- Directed by: Eirik Svensson
- Written by: Lars Gudmestad; Harald Rosenløw-Eeg;
- Based on: The Ultimate Crime (2014) by Marte Michelet
- Produced by: Therese Bøhn; Catrin Gundersen; Martin Sundland;
- Starring: Jakob Oftebro; Pia Halvorsen; Michalis Koutsogiannakis; Kristine Kujath Thorp;
- Cinematography: Karl Erik Brøndbo
- Edited by: Christian Siebenherz Elise Solberg
- Music by: Johan Söderqvist
- Distributed by: Samuel Goldwyn Films
- Release dates: December 25, 2020 (Norway); December 3, 2021 (United States);
- Running time: 126 minutes
- Country: Norway
- Language: Norwegian

= Betrayed (2020 film) =

Betrayed (Norwegian: Den største forbrytelsen) is a 2020 Norwegian drama film based on the true story of the Norwegian boxer Charles Braude and his family being persecuted, arrested and murdered by the Nazis during World War II with the collaboration of the Quisling regime as part of their operation to exterminate all Jews in Europe, from the restrictions that began to be imposed on Norwegian Jews to their deportation via the port of Oslo on the ship SS Donau to the Auschwitz death camp. The film features key participants in the mass murder of Norwegian Jewry, such as Knut Rød, a senior police officer who collaborated in identifying, arresting and transporting Jews.

The film was directed by Eirik Svensson and is based on the 2014 book The Ultimate Crime by Norwegian journalist Marte Michelet.

==Background==
The film is based on the lives of a Norwegian boxer, Charles Samuel Braude (23 May 1915 – 5 August 1991), his family and the Jews in Norway. During World War II, he was incarcerated in the Berg concentration camp outside Tønsberg because he was Jewish. His parents and two brothers were deported and killed in Auschwitz. On November 26, 1942, hundreds of Jews - 302 men, 188 women and 42 children - were picked up in the middle of the night and loaded onto the German ship SS Donau. The final destination was Auschwitz.

==Plot==
During World War II, millions of Jews from all over Europe were deported and killed in German concentration camps. Initially, Jews living in Norway still feel safe and secure in their own country. One of them was Charles Braude, a young boxer, enjoying a happy life, just married to a gentile and living in Oslo with his parents, two brothers and sister.

When Germany invades Norway, the sister flees to Sweden but the others refuse to go.
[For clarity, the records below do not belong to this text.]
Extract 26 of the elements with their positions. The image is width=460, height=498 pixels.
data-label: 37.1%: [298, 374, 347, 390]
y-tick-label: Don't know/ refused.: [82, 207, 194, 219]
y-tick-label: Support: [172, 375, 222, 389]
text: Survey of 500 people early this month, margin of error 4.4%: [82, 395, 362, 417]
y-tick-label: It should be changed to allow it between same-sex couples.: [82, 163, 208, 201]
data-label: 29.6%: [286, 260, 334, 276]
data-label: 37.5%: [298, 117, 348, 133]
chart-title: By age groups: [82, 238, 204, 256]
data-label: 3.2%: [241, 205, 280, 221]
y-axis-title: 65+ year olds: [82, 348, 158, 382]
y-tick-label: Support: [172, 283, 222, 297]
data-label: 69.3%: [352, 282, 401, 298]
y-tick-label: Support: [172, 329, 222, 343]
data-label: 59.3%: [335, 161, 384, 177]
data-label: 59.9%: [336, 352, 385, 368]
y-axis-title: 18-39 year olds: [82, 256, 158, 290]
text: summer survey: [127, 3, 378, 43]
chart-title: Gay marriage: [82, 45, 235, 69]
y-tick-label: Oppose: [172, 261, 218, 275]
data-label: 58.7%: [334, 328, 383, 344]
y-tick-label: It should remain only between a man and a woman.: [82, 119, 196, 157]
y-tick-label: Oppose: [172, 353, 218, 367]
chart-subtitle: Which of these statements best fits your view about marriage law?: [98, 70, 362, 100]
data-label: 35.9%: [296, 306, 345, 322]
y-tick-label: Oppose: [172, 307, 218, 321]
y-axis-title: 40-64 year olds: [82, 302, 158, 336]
One day in the fall of 1942, all Jewish men over the age of 15 were picked up by the Norwegian police and taken to a dock in Oslo. Charles, his brothers and his father are also arrested. The mother is left alone, not knowing what will happen to her husband and sons. When the German cargo ship SS Donau arrives, the local police implement an ominous plan.

==Cast==
- Jakob Oftebro as Charles Braude
- Pia Halvorsen as Sarah Braude
- Kristine Kujath Thorp as Ragnhild Boyesen
- Michalis Koutsogiannakis as Benzel Braude
- Carl Martin Eggesbø as Harry Braude
- Eilif Hartwig as Isak Braude

==Production==
The screenplay was written by Harald Rosenløw Eeg and Lars Gudmestad. The film was directed by Eirik Svensson.
The film's music was composed by Johan Söderqvist. The soundtrack album with a total of 21 music tracks was released as a download by MovieScore Media in December 2021.

The film was released in Norwegian cinemas on December 25, 2020, in Germany on October 21, 2021, and in the United States with English subtitles on December 3, 2021, and has since been available as video-on-demand.

==Reception==
According to Rotten Tomatoes, as of July 2023, the film has received a 100% approval rating from film critics and 100% from the audience.